Arradondo, who in 2017 became the first Black person to lead the city’s police force, fired Chauvin and three other officers who were involved the day after the incident. Floyd’s death sparked global protests against police brutality.
Chauvin has pleaded not guilty to murder and manslaughter charges, arguing that he did only what he was trained to do in his 19 years as a police officer.
Prosecutors from the Minnesota Attorney General’s Office hope Arradondo’s testimony will convince a jury otherwise.
“He will not mince any words,” Jerry Blackwell, one of the prosecutors, told the jury in his opening statement last Monday. “He’s very clear, he’ll be very decisive that this was excessive force.”
Police chiefs testifying against one of their own current or former police officers is unusual, even given how rarely officers face criminal prosecution, experts in police misconduct said.
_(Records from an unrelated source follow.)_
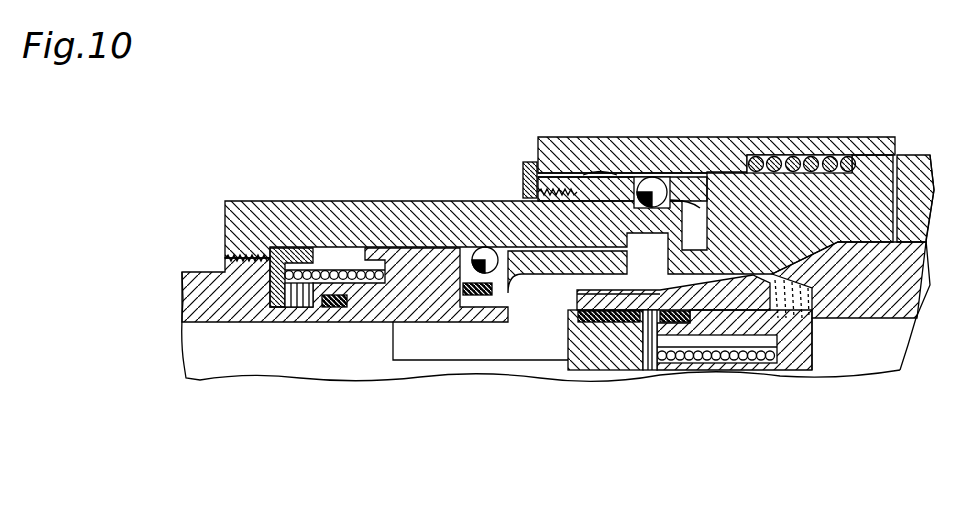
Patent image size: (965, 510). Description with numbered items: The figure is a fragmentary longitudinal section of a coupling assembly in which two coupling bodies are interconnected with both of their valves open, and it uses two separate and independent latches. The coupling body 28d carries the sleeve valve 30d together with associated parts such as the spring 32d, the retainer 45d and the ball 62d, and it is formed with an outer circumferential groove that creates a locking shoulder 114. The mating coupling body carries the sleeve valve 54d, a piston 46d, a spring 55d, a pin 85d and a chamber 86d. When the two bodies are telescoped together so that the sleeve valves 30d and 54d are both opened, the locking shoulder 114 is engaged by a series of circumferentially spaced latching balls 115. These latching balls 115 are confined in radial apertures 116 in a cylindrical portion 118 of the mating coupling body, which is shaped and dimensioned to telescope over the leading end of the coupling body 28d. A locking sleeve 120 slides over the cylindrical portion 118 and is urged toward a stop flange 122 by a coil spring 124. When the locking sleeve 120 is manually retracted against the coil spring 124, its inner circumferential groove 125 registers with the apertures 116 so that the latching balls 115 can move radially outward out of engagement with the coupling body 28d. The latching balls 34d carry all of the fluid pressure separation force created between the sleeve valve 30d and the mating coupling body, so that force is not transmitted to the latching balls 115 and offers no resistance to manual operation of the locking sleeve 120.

The coupling body 28d is at (368, 201).
The sleeve valve 30d is at (390, 297).
The spring 32d is at (327, 270).
The latching balls 34d is at (483, 250).
The retainer 45d is at (320, 313).
The piston 46d is at (618, 357).
The sleeve valve 54d is at (699, 297).
The spring 55d is at (720, 365).
The ball 62d is at (478, 250).
The pin 85d is at (658, 365).
The chamber 86d is at (828, 312).
The locking shoulder 114 is at (718, 172).
The latching balls 115 is at (652, 177).
The radial apertures 116 is at (670, 150).
The cylindrical portion 118 is at (618, 187).
The locking sleeve 120 is at (745, 152).
The stop flange 122 is at (523, 166).
The coil spring 124 is at (810, 155).
The inner circumferential groove 125 is at (584, 172).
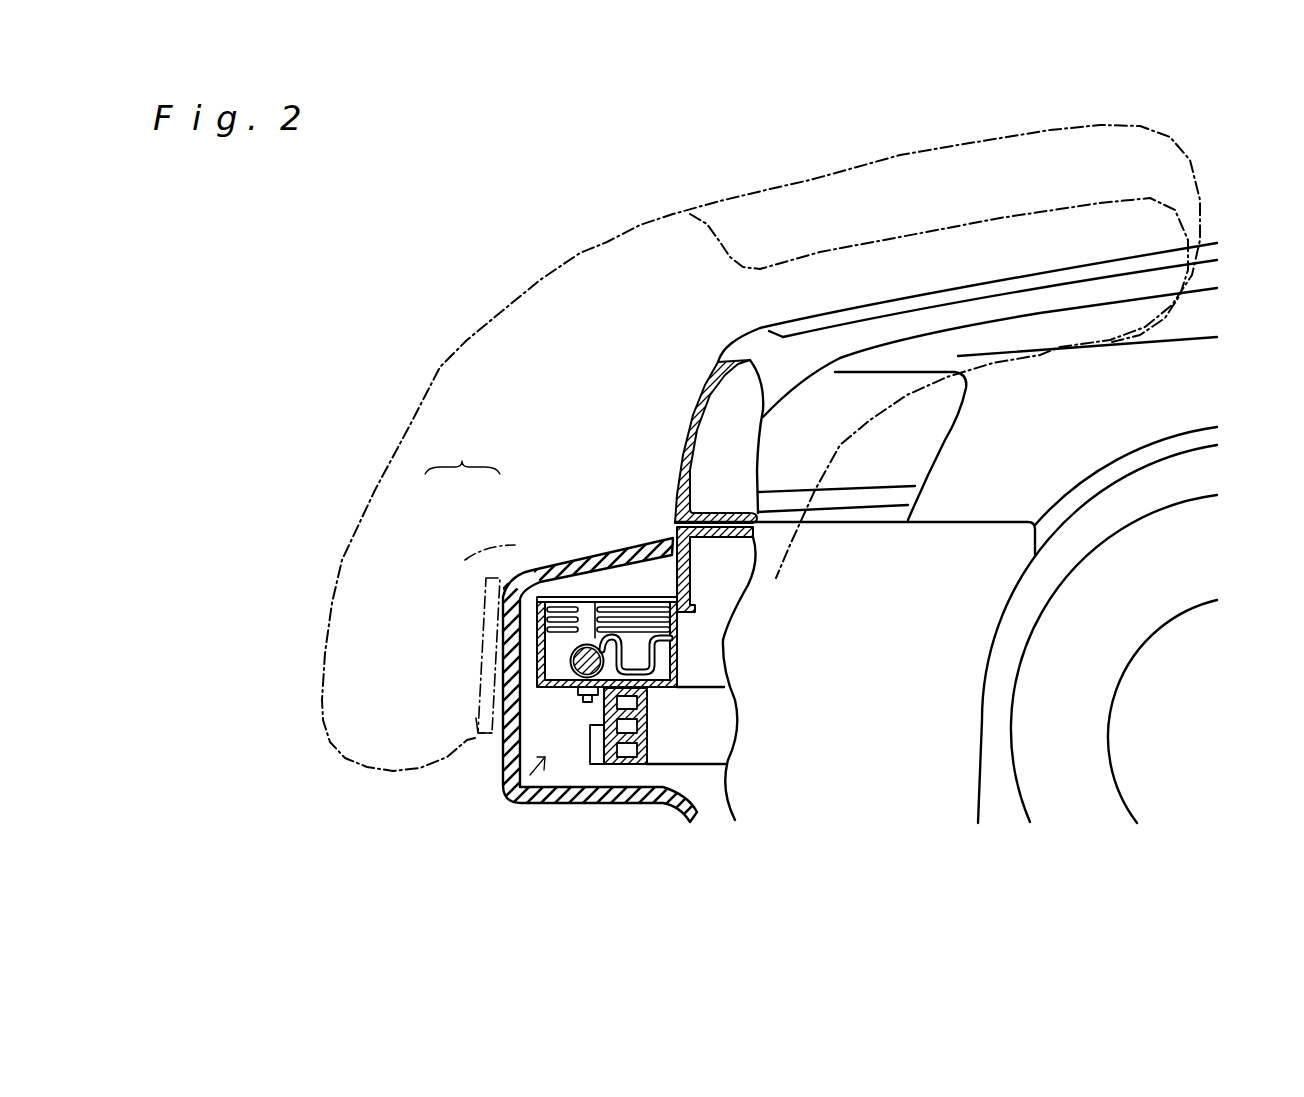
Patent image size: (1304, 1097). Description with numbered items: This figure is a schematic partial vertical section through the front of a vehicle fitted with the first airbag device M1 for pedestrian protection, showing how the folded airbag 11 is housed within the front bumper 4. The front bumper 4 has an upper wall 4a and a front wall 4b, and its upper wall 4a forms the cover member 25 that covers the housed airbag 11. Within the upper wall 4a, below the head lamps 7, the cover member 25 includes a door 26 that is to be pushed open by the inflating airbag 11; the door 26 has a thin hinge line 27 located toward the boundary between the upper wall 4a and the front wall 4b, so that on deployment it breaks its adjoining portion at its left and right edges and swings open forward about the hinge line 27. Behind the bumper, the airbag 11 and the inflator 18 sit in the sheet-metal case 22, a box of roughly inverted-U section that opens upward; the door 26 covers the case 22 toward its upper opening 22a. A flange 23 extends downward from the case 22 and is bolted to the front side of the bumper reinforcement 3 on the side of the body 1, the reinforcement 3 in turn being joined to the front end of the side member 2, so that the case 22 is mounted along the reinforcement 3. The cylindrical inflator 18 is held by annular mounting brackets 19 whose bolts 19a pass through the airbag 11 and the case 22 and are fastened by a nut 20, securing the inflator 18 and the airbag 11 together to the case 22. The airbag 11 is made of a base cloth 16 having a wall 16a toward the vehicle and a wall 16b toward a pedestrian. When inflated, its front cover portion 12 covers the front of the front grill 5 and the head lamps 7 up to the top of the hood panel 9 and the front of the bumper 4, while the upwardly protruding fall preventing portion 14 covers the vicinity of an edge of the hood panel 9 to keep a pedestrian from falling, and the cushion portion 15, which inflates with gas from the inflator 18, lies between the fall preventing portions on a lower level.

The body 1 is at (1183, 390).
The side member 2 is at (712, 735).
The bumper reinforcement 3 is at (643, 752).
The front bumper 4 is at (493, 753).
The upper wall 4a is at (559, 551).
The front wall 4b is at (513, 690).
The front grill 5 is at (688, 404).
The head lamps 7 is at (858, 478).
The hood panel 9 is at (1135, 262).
The airbag 11 is at (458, 332).
The front cover portion 12 is at (355, 544).
The fall preventing portion 14 is at (960, 170).
The cushion portion 15 is at (872, 260).
The base cloth 16 is at (967, 302).
The wall 16a is at (993, 365).
The wall 16b is at (605, 242).
The inflator 18 is at (571, 660).
The annular mounting brackets 19 is at (585, 644).
The bolts 19a is at (590, 704).
The nut 20 is at (584, 704).
The case 22 is at (677, 653).
The upper opening 22a is at (656, 597).
The flange 23 is at (600, 765).
The cover member 25 is at (462, 456).
The door 26 is at (548, 575).
The thin hinge line 27 is at (465, 598).
The airbag device for pedestrian protection M1 is at (518, 788).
“They need to have someone from the agency say how bad that is,” Geoffrey Alpert, a criminology expert at the University of South Carolina, said in a telephone interview of Chauvin’s kneeling on Floyd’s neck.
Philip Stinson, a criminal justice professor at Bowling Green State University, who tracks police prosecutions, said Arradondo may find himself facing an aggressive cross-examination by Chauvin’s lead lawyer, Eric Nelson.
“It may well be the city and the police department are trying to send a message to the community,” he said, “that we’re not tolerating police misconduct.”